Im Hinblick auf politische Informationen im TV zeigen Studien aus der politischen Kommunikationsforschung, dass sich mit audiovisuellen Inhalten Sprachbarrieren überwinden lassen, gleichzeitig steigt die Motivation insbesondere bildungsferner Menschen, sich mit den Inhalten auseinanderzusetzen. Letzteres wiederum kann zu einer Steigerung von politischer Selbstwirksamkeit und der Bereitschaft zur politischen Partizipation führen. Allerdings sprechen Befunde z.B. im Hinblick auf den Erwerb politischen Wissens infolge der Fernsehnutzung eher gegen audiovisuelle Angebote, da sie eher auf Emotionalisierung und Unterhaltung als auf Information setzen würden (für weitere Details verweise ich auf Fußnote 21). Auch Schmidt-Borcherding (2020) verweist darauf, dass zwar Personen mit niedrigerer Lesekompetenz von gesprochenen Worten profitieren können, eine Übertragung von Informationen ins Langzeitgedächtnis wird jedoch eher durch die Verarbeitung geschriebenen Textes gewährleistet. Dies spricht seiner Ansicht nach für einen Einstieg in ein Thema mit Videos, aber einer Vertiefung durch andere Methoden (z.B. Textverarbeitung).

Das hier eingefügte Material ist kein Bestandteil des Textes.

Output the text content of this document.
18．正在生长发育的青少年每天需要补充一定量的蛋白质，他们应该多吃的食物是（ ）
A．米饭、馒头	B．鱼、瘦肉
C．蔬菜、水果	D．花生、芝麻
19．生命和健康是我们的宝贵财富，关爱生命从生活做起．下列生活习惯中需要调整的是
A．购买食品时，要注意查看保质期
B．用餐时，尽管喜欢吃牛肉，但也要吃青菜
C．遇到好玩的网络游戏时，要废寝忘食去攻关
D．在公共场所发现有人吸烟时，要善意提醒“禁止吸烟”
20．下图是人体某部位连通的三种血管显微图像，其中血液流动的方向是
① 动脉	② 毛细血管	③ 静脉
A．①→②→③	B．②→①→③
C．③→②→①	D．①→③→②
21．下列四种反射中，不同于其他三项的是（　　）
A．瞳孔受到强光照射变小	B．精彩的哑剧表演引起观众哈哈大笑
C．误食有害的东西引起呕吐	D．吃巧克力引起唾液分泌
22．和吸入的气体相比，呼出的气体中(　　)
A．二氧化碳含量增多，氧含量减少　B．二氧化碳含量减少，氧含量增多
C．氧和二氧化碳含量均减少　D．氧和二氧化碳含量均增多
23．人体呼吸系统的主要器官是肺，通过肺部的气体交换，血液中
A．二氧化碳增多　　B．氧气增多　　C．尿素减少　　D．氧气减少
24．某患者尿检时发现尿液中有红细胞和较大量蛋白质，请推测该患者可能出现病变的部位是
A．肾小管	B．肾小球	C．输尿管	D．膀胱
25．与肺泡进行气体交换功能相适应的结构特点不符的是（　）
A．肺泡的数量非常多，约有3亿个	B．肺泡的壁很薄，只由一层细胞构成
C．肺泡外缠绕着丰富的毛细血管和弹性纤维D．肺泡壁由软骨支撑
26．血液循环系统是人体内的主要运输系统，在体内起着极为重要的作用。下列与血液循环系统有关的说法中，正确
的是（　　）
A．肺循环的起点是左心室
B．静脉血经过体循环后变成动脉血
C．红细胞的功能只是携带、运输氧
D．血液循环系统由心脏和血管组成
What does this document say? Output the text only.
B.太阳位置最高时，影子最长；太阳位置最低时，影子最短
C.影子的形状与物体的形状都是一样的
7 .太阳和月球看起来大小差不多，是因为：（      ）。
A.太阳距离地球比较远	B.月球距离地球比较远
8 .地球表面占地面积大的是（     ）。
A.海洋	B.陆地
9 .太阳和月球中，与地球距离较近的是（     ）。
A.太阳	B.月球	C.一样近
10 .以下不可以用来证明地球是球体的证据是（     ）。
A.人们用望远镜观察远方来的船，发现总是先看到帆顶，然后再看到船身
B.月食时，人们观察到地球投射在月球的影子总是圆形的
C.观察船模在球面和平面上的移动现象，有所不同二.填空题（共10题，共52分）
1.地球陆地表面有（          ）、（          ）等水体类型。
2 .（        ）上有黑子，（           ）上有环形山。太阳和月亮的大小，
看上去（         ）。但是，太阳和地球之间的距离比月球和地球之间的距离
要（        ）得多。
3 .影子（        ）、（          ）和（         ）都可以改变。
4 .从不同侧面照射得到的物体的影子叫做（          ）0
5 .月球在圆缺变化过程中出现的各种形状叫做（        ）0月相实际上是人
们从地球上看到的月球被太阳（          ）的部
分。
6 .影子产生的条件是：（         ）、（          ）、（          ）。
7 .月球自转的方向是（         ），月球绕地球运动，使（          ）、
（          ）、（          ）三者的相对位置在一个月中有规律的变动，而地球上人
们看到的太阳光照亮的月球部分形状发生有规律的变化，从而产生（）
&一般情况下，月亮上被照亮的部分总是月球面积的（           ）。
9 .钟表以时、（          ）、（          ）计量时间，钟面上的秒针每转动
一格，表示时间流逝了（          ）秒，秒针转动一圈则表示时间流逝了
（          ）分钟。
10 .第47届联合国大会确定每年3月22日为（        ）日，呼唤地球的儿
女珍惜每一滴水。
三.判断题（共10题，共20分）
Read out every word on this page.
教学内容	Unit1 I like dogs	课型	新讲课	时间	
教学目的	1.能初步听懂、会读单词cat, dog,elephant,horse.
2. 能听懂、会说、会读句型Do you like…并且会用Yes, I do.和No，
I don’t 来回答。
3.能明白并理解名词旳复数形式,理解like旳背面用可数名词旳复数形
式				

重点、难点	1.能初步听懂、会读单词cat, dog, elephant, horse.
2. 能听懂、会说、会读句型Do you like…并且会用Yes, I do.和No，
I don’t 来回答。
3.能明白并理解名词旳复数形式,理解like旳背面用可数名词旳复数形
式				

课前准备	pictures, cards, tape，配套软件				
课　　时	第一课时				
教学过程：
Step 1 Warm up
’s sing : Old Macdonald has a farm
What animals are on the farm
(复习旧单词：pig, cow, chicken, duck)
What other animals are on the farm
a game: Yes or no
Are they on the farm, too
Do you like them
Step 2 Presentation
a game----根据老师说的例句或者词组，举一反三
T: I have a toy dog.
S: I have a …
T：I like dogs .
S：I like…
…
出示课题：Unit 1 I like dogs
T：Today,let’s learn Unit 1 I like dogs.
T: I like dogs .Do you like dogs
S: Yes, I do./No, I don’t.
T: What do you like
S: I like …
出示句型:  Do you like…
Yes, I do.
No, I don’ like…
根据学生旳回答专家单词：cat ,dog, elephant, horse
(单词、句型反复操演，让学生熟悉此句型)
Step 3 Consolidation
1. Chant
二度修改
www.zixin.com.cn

Ein weiterer Forschungszweig sind Arbeiten zur Rezeption und Wirkung multimedialer (Online-)Inhalte. Sowohl das Limited Capacity Model of Mediated Message Processing von Annie Lang (z.B. 2006) als auch die Arbeiten zur Cognitive Load Theory (z.B. Sweller, 1994) sowie das Capacity Model of Comprehension of Educational Content on Television (Fish, 2000) gehen von erhöhten Anforderungen an die kognitiven Aufnahme- und Verarbeitungskapazitäten der Nutzenden durch multimediale Medieninhalte aus. Im Gegensatz zum Lesen von Texten würden bei der Nutzung multimedialer Inhalte mehr kognitive Ressourcen im Arbeitsgedächtnis für die Verarbeitung von Informationen benötigt. Je mehr mentale Anstrengung investiert werde, umso tiefer ist das Verständnis der Inhalte (z.B. Salomon, 1983). So müssen etwa bei der Rezeption audiovisueller Inhalte sowohl visuelle als auch auditive Informationen verarbeitet werden. Bei Bildungsinhalten besteht außerdem der Anspruch, dass die Nutzenden die narrativen und edukativen Inhalte und ihre Beziehung zu einander gezielt verarbeiten (Fisch, 2000); dies ist bei linearem (Bildungs-)Fernsehen umso herausfordernder, da sich die Rezipient/-innen an die Geschwindigkeit des Programms halten müssen (ebd.). Der Erfolg der Verarbeitung der Inhalte ist laut Fish von Charakteristiken auf Seiten der Nutzenden (z.B. Vorwissen, Interesse) sowie Eigenschaften des Angebotes selbst (z.B. Komplexität & Kohärenz der Darstellung, Advanced Organizer, zeitliche Organisation der Inhalte) abhängig. Zwar ist bei Webvideos die Linearität nicht mehr das Problem, d.h. die Nutzenden können die Inhalte jederzeit anhalten, abbrechen, wechseln, sofern sie sich durch diese zu sehr herausgefordert fühlen. Allerdings bergen Webvideos aufgrund ihrer Einbettung in den größeren Zusammenhang einer Plattform zusätzliche Herausforderungen für die Auswahl und kognitive Verarbeitung von Informationen (z.B. weiterführende Links, Empfehlungen, Kommentare).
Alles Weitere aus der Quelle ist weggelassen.